Microsoft has released the public preview of Windows container support in Azure App Service, which provides more control over what gets installed into the App Service environment. This announcement extends the capabilities of the web app for containers service not only to run Linux based, but now Windows-based containerized environments as well.
Azure App Service provides a locked down environment used to run application stacks on IIS, like ASP.NET or Node.js. As a result, Azure App Service gives no entry to administrative access points, no custom dependencies in the global assembly cache, and no option to install custom components. With Windows containers on App Service, these capabilities are available, as Windows containers contain all elements to run each application in an isolated environment.
To run these containers on the Azure App Service they must expose an endpoint through HTTP(S), for example, by running IIS. Consequently, making Windows container capabilities available in App Service allows for several new scenarios. Andrew Westgarth, program manager, Azure App Service, describes several of these scenarios in the announcement:
- Lift and Shift to PaaS – Ideal for customers interested in migrating .NET Framework and .NET Core applications to Azure, and going straight to a PaaS service to get the many productivity benefits from the App Service platform.
- Applications with dependencies – Deploying an app within a Windows Container allows customers to install custom dependencies. Examples include installation of custom fonts or component libraries which must be installed into the Global Assembly Cache (GAC).
- Relaxed security restrictions – When deploying a containerized application, the Windows Container is an isolation and security boundary. As a result, calls to libraries that would normally be blocked by Azure App Service will instead succeed when running inside of a Windows Container. For example, many PDF generation libraries make calls to graphics device interface (GDI) APIs. With Windows Containers, these calls will succeed.
- Thirdparty application migration – Customers often have business critical applications developed by third parties with which the company no longer has a relationship. Containerizing these types of applications unlocks the opportunity to migrate applications to Azure App Service.
In addition to the introduction of Windows container support, Microsoft also announced three new premium SKUs, explicitly for App Service plans hosting Windows containers.
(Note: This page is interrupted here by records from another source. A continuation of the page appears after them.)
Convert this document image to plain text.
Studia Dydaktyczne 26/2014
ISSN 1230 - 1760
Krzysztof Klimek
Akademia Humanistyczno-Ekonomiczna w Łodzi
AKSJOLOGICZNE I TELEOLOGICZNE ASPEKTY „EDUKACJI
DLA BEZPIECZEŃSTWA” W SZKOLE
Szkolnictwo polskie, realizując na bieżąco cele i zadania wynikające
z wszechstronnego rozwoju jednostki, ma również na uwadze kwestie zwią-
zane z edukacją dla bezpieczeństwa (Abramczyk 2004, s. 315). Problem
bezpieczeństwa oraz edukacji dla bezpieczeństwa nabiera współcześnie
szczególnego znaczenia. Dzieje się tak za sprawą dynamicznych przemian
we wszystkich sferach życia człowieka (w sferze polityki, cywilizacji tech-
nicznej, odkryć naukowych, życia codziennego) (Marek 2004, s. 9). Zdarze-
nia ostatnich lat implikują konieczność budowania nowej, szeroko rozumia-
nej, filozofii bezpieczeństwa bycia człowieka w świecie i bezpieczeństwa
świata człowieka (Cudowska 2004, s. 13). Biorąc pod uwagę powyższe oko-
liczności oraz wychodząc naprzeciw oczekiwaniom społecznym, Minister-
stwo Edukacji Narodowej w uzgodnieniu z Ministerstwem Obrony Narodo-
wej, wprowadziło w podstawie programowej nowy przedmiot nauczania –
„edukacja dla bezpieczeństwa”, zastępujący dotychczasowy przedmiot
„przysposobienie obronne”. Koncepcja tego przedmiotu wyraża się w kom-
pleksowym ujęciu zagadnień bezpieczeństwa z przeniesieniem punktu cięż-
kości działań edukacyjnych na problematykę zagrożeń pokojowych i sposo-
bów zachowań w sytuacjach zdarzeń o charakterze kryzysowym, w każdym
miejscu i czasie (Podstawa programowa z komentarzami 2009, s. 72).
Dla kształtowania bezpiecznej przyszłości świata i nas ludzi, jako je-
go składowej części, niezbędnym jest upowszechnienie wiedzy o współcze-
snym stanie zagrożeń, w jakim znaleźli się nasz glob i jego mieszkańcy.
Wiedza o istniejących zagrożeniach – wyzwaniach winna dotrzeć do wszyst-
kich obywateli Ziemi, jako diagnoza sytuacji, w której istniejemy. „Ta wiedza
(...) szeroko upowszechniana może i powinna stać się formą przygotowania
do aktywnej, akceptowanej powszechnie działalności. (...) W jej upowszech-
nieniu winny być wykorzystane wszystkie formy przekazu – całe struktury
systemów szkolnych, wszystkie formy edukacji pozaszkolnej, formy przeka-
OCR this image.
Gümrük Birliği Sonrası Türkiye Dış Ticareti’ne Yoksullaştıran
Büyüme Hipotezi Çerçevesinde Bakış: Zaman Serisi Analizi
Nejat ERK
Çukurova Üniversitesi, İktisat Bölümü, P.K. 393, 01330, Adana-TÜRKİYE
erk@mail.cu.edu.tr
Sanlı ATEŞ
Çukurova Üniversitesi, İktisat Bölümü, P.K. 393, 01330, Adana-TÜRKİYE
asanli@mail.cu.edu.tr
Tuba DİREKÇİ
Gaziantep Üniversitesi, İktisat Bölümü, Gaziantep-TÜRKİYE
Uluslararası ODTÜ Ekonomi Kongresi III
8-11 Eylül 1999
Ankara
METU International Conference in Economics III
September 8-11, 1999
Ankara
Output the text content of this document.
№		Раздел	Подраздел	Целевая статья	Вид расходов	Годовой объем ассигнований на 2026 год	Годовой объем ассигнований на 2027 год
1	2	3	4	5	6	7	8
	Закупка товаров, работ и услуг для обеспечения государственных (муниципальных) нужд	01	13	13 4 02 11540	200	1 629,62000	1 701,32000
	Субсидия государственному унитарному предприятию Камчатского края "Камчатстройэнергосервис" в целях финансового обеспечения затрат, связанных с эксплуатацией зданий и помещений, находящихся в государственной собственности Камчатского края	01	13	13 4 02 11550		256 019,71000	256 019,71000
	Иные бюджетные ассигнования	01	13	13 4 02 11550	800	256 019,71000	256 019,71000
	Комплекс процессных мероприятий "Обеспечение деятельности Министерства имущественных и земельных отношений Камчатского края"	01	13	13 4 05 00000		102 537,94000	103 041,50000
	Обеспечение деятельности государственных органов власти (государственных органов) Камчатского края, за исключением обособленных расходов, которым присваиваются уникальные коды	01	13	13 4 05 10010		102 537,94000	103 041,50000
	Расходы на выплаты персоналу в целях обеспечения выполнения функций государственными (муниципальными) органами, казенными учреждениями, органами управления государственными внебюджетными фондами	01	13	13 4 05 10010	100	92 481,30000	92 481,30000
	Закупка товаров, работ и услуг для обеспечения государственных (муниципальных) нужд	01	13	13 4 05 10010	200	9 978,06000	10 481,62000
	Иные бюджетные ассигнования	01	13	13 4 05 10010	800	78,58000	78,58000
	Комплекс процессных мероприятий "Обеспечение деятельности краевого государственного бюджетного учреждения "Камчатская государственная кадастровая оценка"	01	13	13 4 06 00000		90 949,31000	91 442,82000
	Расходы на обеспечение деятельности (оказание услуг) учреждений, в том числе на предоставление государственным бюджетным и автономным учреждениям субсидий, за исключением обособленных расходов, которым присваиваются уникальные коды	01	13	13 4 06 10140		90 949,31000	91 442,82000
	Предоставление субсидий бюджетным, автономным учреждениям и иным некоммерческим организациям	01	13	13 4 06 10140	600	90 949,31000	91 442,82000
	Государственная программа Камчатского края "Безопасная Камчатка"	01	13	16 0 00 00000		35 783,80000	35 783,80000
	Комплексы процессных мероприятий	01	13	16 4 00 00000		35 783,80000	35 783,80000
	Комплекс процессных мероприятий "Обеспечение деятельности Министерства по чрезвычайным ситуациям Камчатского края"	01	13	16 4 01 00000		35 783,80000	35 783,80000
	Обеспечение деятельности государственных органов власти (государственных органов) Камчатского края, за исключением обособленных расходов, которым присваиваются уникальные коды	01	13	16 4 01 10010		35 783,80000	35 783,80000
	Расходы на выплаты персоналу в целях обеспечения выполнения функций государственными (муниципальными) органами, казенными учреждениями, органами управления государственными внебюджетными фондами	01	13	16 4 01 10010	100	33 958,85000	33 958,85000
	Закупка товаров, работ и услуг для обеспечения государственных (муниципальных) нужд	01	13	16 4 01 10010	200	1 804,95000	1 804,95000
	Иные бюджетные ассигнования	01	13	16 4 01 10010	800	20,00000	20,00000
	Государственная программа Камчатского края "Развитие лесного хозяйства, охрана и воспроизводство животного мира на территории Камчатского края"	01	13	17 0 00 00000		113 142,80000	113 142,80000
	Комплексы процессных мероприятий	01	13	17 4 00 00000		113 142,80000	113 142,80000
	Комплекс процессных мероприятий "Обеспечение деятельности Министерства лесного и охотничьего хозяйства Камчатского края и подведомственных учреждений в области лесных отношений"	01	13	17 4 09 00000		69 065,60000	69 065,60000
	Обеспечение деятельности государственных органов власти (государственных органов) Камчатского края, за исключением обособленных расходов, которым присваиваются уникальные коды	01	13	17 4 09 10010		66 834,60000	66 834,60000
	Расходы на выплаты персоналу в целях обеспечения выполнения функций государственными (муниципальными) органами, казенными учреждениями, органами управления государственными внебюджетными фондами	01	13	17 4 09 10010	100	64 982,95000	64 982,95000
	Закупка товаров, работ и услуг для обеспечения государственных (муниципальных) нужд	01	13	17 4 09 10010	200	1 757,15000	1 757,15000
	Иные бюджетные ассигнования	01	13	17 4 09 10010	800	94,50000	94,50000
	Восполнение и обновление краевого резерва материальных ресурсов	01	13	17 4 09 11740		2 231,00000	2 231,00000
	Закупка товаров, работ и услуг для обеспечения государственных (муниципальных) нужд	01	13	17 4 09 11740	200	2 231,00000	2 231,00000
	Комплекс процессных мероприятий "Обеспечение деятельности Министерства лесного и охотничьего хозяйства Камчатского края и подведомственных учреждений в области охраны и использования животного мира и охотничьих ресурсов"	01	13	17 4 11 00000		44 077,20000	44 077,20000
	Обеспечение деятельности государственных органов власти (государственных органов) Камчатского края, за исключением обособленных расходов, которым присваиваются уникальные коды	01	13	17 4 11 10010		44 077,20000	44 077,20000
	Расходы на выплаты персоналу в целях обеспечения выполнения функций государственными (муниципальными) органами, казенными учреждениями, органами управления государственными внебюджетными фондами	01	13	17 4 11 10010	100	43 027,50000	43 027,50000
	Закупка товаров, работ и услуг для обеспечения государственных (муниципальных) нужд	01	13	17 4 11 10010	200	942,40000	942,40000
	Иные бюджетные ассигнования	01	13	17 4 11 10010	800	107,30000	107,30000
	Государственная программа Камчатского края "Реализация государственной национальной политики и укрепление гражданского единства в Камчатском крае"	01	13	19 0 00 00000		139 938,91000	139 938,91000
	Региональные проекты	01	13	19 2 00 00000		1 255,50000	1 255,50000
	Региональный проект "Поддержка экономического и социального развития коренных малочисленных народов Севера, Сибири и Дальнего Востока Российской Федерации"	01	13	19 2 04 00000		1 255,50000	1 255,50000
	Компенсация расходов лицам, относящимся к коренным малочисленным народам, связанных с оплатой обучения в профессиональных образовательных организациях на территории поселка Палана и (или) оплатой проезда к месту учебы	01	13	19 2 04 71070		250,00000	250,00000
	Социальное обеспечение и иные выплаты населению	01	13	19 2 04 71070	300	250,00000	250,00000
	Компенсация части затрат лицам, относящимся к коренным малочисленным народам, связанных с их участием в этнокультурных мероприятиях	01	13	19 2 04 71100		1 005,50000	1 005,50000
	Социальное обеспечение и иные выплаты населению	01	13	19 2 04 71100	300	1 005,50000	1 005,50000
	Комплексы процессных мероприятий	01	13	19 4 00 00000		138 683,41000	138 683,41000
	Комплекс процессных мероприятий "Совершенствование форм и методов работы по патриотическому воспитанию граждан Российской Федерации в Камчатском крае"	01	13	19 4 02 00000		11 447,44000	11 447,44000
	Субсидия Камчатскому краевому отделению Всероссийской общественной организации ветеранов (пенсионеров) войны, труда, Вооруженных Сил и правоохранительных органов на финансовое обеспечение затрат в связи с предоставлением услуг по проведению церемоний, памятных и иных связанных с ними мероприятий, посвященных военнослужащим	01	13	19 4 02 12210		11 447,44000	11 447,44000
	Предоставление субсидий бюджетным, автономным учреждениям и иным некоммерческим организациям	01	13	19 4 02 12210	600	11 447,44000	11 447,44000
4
The SKUs are all based on the Dv3 capabilities and vary on CPU and memory capabilities.
- Small – 2 CPU virtual cores and 8GB of memory
- Medium – 4 CPU virtual cores and 16GB of memory
- Small – 8 CPU virtual cores and 32GB of memory
Windows containers derive from base images, which Azure App Service uses to create the hosted environments. The .NET Framework running in the containerized environment dictates the parent image. Specifically, applications running on .NET Framework use a parent image based the Windows Server Core 2016 LTSC release, while .NET Core applications need a parent image based on the Windows Server Nano 2016 LTSC release. Furthermore, App Service provides several cached parent images, which reduces the start time, as these are available during startup of the application instead of downloading them.
Getting started consists of creating a web app for containers, and choosing the container to deploy, described in detail on the blog Deploy Windows Containers. The author of the Deploy Windows Containers article mentions that these new capabilities allow for getting started with Windows Containers more quickly.
I have to say that I was excited to see this service going public, because up until now deploying Windows Containers was a process that involved many steps.
During the public preview of support for Windows containers on App Service, the following capabilities are available.
- Use Docker Hub, Azure Container Registry, or private registries to deploy containerized applications.
- Application logs and the use of the App Service log streaming feature incorporate logging of the applications.
- Deployment slots and slot swaps are available to deploy applications incrementally.
- Directly connecting to containers through PowerShell and WinRM.
- Autoscale provides capabilities for automatically scaling up and down.